Avantages et inconvénients des suppléments dans le traitement du cancer du pet

Par Katherine Skorupski, DVM, Dipl. ACVIM (Oncologie)

Des études sur des patients atteints de cancer humain indiquent que jusqu’à 81% prennent des vitamines, des nutraceutiques ou des suppléments à base de plantes, mais jusqu’à 68% de leurs médecins ne sont pas au courant d’une telle utilisation.

Cependant, une difficulté à acquérir de telles connaissances réside dans le manque de preuves publiées pour de nombreux suppléments. Certains ont été étudiés et d’autres non, et il y a un grand besoin d’essais cliniques prospectifs pour tester l’efficacité des nutraceutiques et des suppléments.

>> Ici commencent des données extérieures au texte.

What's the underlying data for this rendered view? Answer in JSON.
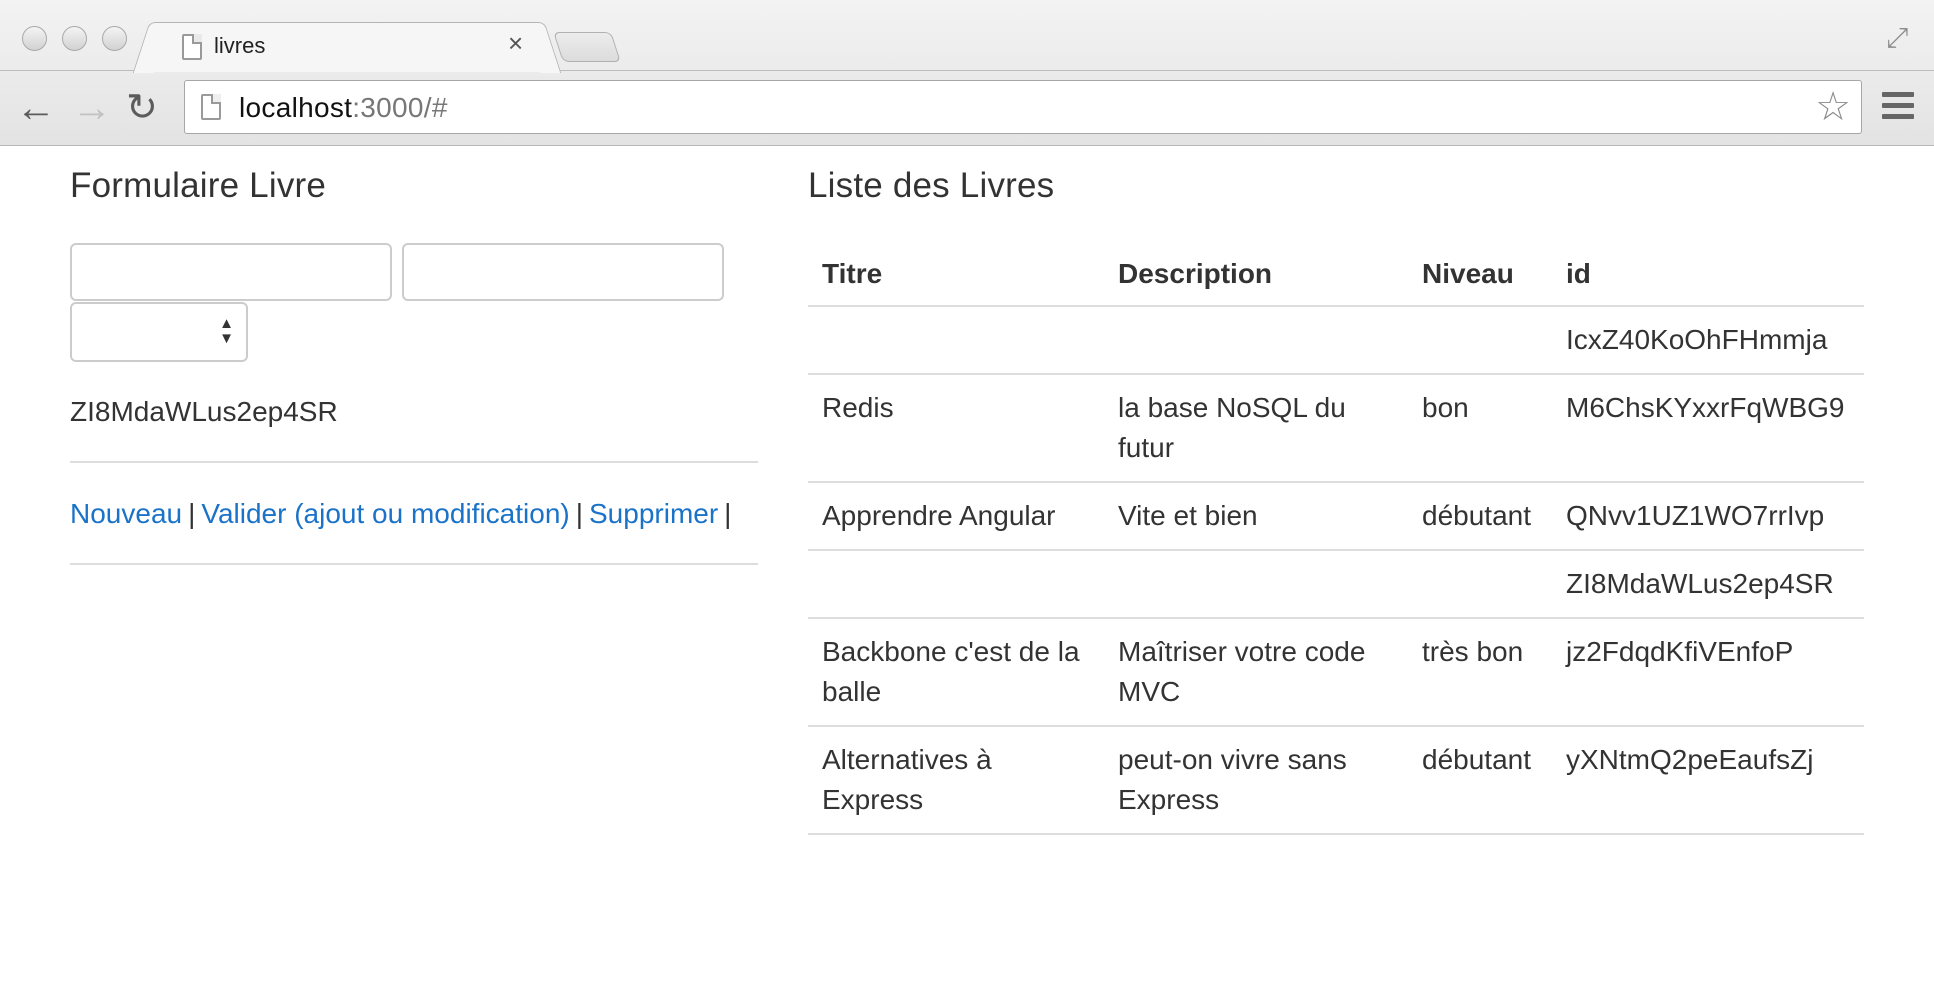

En outre, contrairement aux produits pharmaceutiques, la qualité des suppléments n’est pas surveillée ou contrôlée par la Food and Drug Administration des États-Unis ou une autre agence de surveillance. Des rapports récents de fraude ont fait surface dans l’industrie des suppléments; certains contenaient peu ou pas d’ingrédient(s) actif(s). Une étude vétérinaire sur les mêmes suppléments disponibles dans le commerce a révélé une variation significative du même contenu réel selon la marque.

Comme des données similaires ne sont pas disponibles pour d’autres suppléments, il peut être difficile pour les vétérinaires de faire des recommandations de marque spécifiques.

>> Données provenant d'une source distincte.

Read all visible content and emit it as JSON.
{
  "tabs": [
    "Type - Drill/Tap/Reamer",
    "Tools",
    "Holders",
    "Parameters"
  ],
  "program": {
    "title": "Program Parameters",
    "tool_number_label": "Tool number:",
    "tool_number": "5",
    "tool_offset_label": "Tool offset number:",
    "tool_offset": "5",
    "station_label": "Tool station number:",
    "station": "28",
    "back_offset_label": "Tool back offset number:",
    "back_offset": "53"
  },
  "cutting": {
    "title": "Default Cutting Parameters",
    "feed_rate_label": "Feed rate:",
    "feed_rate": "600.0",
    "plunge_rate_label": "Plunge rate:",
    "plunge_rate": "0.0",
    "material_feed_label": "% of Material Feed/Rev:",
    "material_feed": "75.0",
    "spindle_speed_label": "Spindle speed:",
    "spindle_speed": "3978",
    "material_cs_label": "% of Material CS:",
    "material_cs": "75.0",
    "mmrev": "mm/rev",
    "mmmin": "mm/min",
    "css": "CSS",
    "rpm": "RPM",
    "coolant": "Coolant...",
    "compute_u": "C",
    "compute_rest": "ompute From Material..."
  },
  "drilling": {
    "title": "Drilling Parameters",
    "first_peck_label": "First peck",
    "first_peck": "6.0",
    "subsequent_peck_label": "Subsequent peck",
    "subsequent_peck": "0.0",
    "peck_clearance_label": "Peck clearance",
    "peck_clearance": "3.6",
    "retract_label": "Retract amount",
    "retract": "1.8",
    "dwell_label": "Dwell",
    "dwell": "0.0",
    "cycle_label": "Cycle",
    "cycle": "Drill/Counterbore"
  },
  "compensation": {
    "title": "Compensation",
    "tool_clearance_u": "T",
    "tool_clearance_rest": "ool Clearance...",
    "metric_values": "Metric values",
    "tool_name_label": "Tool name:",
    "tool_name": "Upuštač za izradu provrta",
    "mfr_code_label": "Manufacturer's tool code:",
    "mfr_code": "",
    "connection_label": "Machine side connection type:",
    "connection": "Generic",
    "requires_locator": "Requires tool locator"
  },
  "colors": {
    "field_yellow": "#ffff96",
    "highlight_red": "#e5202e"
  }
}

Bien qu’il reste beaucoup à apprendre sur l’utilisation des suppléments, des herbes et des nutraceutiques en médecine vétérinaire, les preuves disponibles se sont étendues ces dernières années. Ici, je résume les preuves pour ou contre leur utilisation chez les animaux de compagnie atteints de cancer.

Les acides gras oméga-3, l’acide eicosapentaénoïque et l’acide docosahexaénoïque, servent d’anti-inflammatoires naturels dans les cellules en inhibant la cyclooxygénase. Leur utilisation a été étudiée dans diverses maladies humaines, notamment l’asthme, les maladies inflammatoires de l’intestin et la polyarthrite rhumatoïde. Il existe des preuves chez les patients atteints de cancer que ces acides gras peuvent aider à prévenir ou à inverser la cachexie cancéreuse, en particulier chez les personnes atteintes de cancers gastro-intestinaux. Des études ont également montré que la supplémentation en acides gras peut réduire les infections postopératoires et les effets secondaires aigus des radiations chez les patients cancéreux humains subissant une chirurgie ou une radiothérapie.

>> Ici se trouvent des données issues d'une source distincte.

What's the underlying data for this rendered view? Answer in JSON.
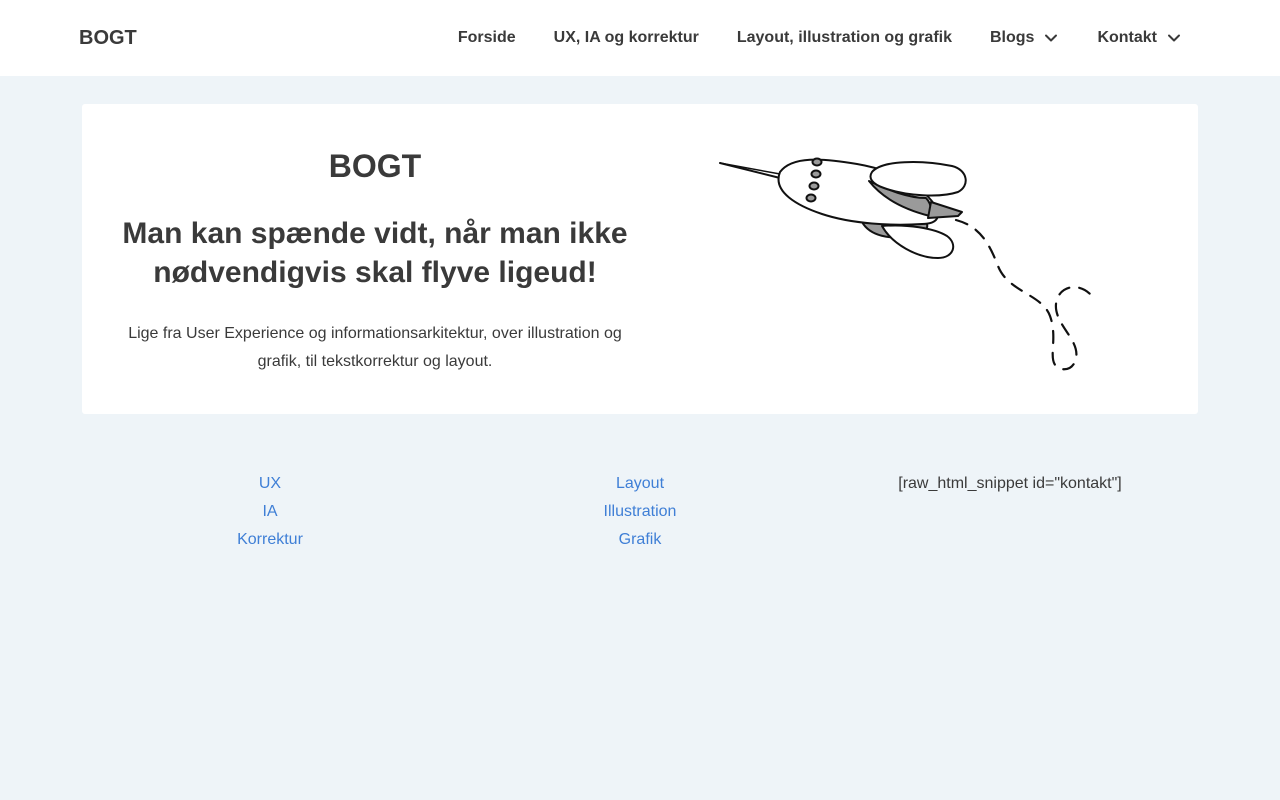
{
  "header": {
    "site_title": "BOGT",
    "nav": [
      {
        "label": "Forside",
        "has_dropdown": false
      },
      {
        "label": "UX, IA og korrektur",
        "has_dropdown": false
      },
      {
        "label": "Layout, illustration og grafik",
        "has_dropdown": false
      },
      {
        "label": "Blogs",
        "has_dropdown": true
      },
      {
        "label": "Kontakt",
        "has_dropdown": true
      }
    ]
  },
  "hero": {
    "title": "BOGT",
    "subtitle": "Man kan spænde vidt, når man ikke nødvendigvis skal flyve ligeud!",
    "text": "Lige fra User Experience og informationsarkitektur, over illustration og grafik, til tekstkorrektur og layout.",
    "illustration": "rocket-illustration"
  },
  "links": {
    "col1": [
      "UX",
      "IA",
      "Korrektur"
    ],
    "col2": [
      "Layout",
      "Illustration",
      "Grafik"
    ],
    "col3_snippet": "[raw_html_snippet id=\"kontakt\"]"
  },
  "colors": {
    "background": "#eef4f8",
    "text": "#3a3a3a",
    "link": "#3f7fd6",
    "card": "#ffffff"
  }
}
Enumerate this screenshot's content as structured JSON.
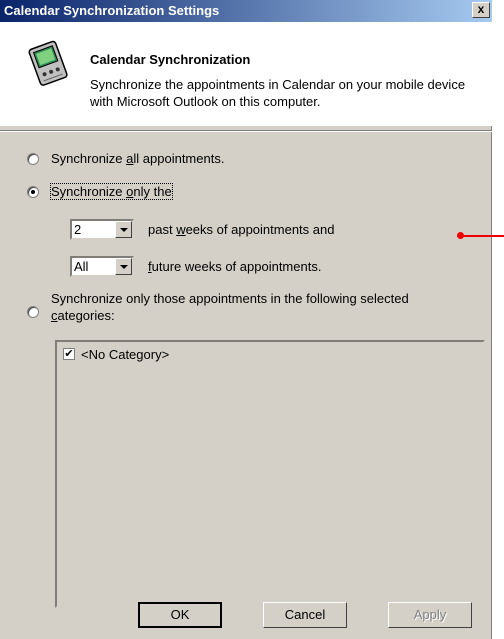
{
  "window": {
    "title": "Calendar Synchronization Settings",
    "close_glyph": "x"
  },
  "header": {
    "title": "Calendar Synchronization",
    "description": "Synchronize the appointments in Calendar on your mobile device with Microsoft Outlook on this computer.",
    "icon": "handheld-device-icon"
  },
  "options": {
    "all_appointments": {
      "pre": "Synchronize ",
      "accel": "a",
      "post": "ll appointments.",
      "checked": false
    },
    "only_the": {
      "pre": "Synchronize ",
      "accel": "o",
      "post": "nly the",
      "checked": true
    },
    "past_weeks": {
      "value": "2",
      "pre": "past ",
      "accel": "w",
      "post": "eeks of appointments and"
    },
    "future_weeks": {
      "value": "All",
      "pre": "",
      "accel": "f",
      "post": "uture weeks of appointments."
    },
    "categories": {
      "line1": "Synchronize only those appointments in the following selected",
      "accel": "c",
      "line2_post": "ategories:",
      "checked": false
    }
  },
  "category_list": [
    {
      "label": "<No Category>",
      "checked": true
    }
  ],
  "buttons": {
    "ok": "OK",
    "cancel": "Cancel",
    "apply": "Apply"
  }
}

Les acides gras oméga-3 peuvent également tuer directement le cancer et il a été démontré qu’ils réduisent la prolifération cellulaire, l’angiogenèse et l’invasion, et augmentent la mort cellulaire programmée. En outre, ils se sont révélés protecteurs contre le développement du cancer chez les patients humains prédisposés au cancer du côlon et sont à l’étude dans le cadre de traitements combinés pour les personnes atteintes d’un cancer du côlon, du sein et de la prostate.

Malgré leur potentiel passionnant, il existe peu de recherches sur la supplémentation en acides gras oméga-3 chez les patients cancéreux vétérinaires. Une étude a évalué les effets d’un régime alimentaire complété par de fortes doses d’acides gras oméga-3 chez les chiens atteints de lymphome. Des résultats améliorés ont été observés chez un sous-ensemble de chiens recevant le régime, mais pas chez tous les patients. Fait important, la supplémentation en acides gras a été bien tolérée et n’a pas affecté la pharmacocinétique de la doxorubicine chez ces patients.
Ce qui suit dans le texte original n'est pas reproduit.